I asked Sue Thomas, professor of new media at De Montfort University in Leicester, England, what she thought. In conjunction with Kate Pullinger, author of the multimedia graphic novel Inanimate Alice, Thomas devised a master of arts program in creative writing and new media that is taught online.
"Good, old-fashioned storytelling was oral, and storytellers often changed their stories according to context and circumstance," Thomas said. "You only have to look at how simple fairy tales and urban legends evolve whilst still often keeping the core of the narrative intact to realize that they need a fluid environment to stay alive and fresh. Multimedia prevents the stagnation of fixed type and maintains a much longer tradition, stretching way back beyond the last 500 years."
As director of the digital media project at the Department of English at Ohio State University, Scott Lloyd DeWitt says he wants to "expand notions of literacy" rather than abandon print for something new.
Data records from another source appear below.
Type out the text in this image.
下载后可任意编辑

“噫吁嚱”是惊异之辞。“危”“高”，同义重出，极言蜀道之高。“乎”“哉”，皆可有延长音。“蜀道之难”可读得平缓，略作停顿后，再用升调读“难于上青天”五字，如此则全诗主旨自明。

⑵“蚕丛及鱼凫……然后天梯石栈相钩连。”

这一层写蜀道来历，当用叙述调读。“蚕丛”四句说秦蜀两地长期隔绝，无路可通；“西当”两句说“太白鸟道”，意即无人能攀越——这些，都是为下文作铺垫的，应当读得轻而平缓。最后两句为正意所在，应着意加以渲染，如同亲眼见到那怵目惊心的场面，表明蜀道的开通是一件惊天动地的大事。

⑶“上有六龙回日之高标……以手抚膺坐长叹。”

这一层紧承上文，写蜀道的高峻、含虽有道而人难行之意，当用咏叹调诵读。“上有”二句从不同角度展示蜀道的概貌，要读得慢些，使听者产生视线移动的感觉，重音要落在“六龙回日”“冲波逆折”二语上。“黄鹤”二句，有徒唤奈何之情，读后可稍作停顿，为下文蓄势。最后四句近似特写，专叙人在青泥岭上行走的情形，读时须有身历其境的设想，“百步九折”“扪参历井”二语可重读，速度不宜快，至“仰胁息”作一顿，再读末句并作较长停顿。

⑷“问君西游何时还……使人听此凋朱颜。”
"We are giving students the opportunity to produce a variety of digital media texts. Along the way, we ask them to think about the affordances of these media and make choices about using them according to their rhetorical goals: Who is your audience? What sense of ethos are you trying to establish? Where do you imagine this text appearing?"
In other words, the same questions writers have always asked.
Robert Coover, the T.B. Stowell Adjunct Professor of Literary Arts at Brown University, is a prominent novelist who realized in the late '80s that "the digital revolution was real and immediate; I wanted my students to be wholly aware of what was happening and comfortable with it."
Today he leads the groundbreaking Cave Writing Workshop, a spatial hypertext writing workshop in immersive virtual reality he dreamed up in 2002.
Electronic-writing workshops are in many ways similar to traditional writing workshops, Coover said: Students are given a project they present to the class for critique. But Cave Writing is unique. Powered by a high-performance parallel computer, the Cave is an eight-foot-square room with high-resolution stereo graphics shown on three walls and the floor. Students do not simply "write a story" - they create 360-degree multimedia projects incorporating images, sound, art and text. Imagine standing in the middle of this room as a multimedia narrative is projected all around you, and you've got the "immersive" part of the equation.
Coover, who wrote an essay titled "The End of Books" for the New York Times Book Review in 1992, says new literary forms don't emerge simply because the artist wants them to.
"Art forms are partly made by audiences," he said, "and if the reading public was in the process of moving from page to screen, then young writers had to understand that and know how to live and write in the new world. . . . E-writing is a very collaborative genre, often involving writers, artists, composers, and computer programmers."
That made me think that the image of the writer suffering over her masterpiece in solitude might soon become out of date - which wasn't a bad thought at all.